Nog een taboe over de Tweede Wereldoorlog

Zondag 6 juni is het 60 jaar geleden dat bijna 140.000 geallieerde soldaten de stranden in Normandië bestormden. Tussen de vele boeken die de herdenking van die beslissende dag (D-Day) begeleiden, prijken enkele controversiële werken. Nu sneuvelen de taboes rond de Tweede Wereldoorlog.

Niet alleen D-Day luidde de neergang van het nazi-regime in. Veel vroeger al wilden de geallieerden Duitsland breken met massale bombardementen op steden. Vooral de verwoesting van Dresden op 13 februari 1945 is berucht. In de DDR greep het communistische bewind die gruwel aan om er de bevolking aan te herinneren tot welke ‘terreur’ Britten en Amerikanen in staat zijn – een staaltje van ijselijke Koude-Oorlogspropaganda. Het hagelde lang niet alleen bommen op Duitse steden tijdens het laatste oorlogsjaar, zo leren we in het monumentale De brand (Globe, 607 blz., 35 euro) van de Duitse geschiedkundige Jörg Friedrich. In Duitsland veroorzaakte het boek al behoorlijk veel tumult. Nu de vertalingen van de persen rollen, kunnen we nagaan of de wereld stilaan sereen kán reageren op een huiveringwekkend verslag vanuit het perspectief van Duitse burgerslachtoffers.

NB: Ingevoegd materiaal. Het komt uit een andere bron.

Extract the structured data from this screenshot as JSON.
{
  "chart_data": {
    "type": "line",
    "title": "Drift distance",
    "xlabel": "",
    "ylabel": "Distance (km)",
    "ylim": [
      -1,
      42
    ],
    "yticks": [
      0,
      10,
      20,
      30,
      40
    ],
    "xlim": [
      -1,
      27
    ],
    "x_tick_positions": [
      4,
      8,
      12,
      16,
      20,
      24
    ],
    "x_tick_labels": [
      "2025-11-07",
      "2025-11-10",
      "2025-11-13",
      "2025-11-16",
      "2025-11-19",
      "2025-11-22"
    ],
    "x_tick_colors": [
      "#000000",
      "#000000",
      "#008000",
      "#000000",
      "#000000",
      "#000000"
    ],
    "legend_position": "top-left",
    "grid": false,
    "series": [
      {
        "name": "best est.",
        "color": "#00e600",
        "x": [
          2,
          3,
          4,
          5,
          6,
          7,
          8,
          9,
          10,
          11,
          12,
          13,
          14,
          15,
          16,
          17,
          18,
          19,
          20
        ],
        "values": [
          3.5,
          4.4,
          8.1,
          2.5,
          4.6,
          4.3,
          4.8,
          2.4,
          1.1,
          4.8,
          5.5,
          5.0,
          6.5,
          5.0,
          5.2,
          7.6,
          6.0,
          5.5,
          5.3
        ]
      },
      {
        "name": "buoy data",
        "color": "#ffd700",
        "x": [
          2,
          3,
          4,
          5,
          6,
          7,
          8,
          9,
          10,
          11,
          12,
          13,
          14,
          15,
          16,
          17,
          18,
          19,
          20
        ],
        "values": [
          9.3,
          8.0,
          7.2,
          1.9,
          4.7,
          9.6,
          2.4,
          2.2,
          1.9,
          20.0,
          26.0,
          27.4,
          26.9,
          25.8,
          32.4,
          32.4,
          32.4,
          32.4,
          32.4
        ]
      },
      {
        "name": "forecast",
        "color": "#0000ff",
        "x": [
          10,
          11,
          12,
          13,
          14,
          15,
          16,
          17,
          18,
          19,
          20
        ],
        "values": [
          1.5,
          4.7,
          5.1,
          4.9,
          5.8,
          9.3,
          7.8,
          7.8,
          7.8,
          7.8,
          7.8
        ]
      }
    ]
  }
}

Was het nodig, zoals Churchill en Roosevelt volhielden, dat ongeveer 600.000 Duitse burgers gruwelijk aan hun einde kwamen in de bombardementen en de bewust veroorzaakte vuurstormen (een gevolg van een uitgekiende opeenvolging van diverse soorten bommen)? Het antwoord luidde steevast: ook de nazi’s teisterden de burgerbevolking, ook de nazi’s bestookten steden. Door de bommentapijten zou men bovendien de Duitse bevolking in opstand doen komen tegen de nazi’s. Dat verzet kwam er niet. Of de bombardementen noodzakelijk waren, wordt in het boek van Friedrich niet rechtstreeks beantwoord. De harde kritiek die hij in eigen land te verduren kreeg, toont alvast aan dat alleen al het stellen van de vraag nog altijd zeer gevoelig ligt. De discussies zijn wel niet louter zwart-wit. Zou de tijd dan toch rijp zijn om taboes rond de Tweede Wereldoorlog te slopen?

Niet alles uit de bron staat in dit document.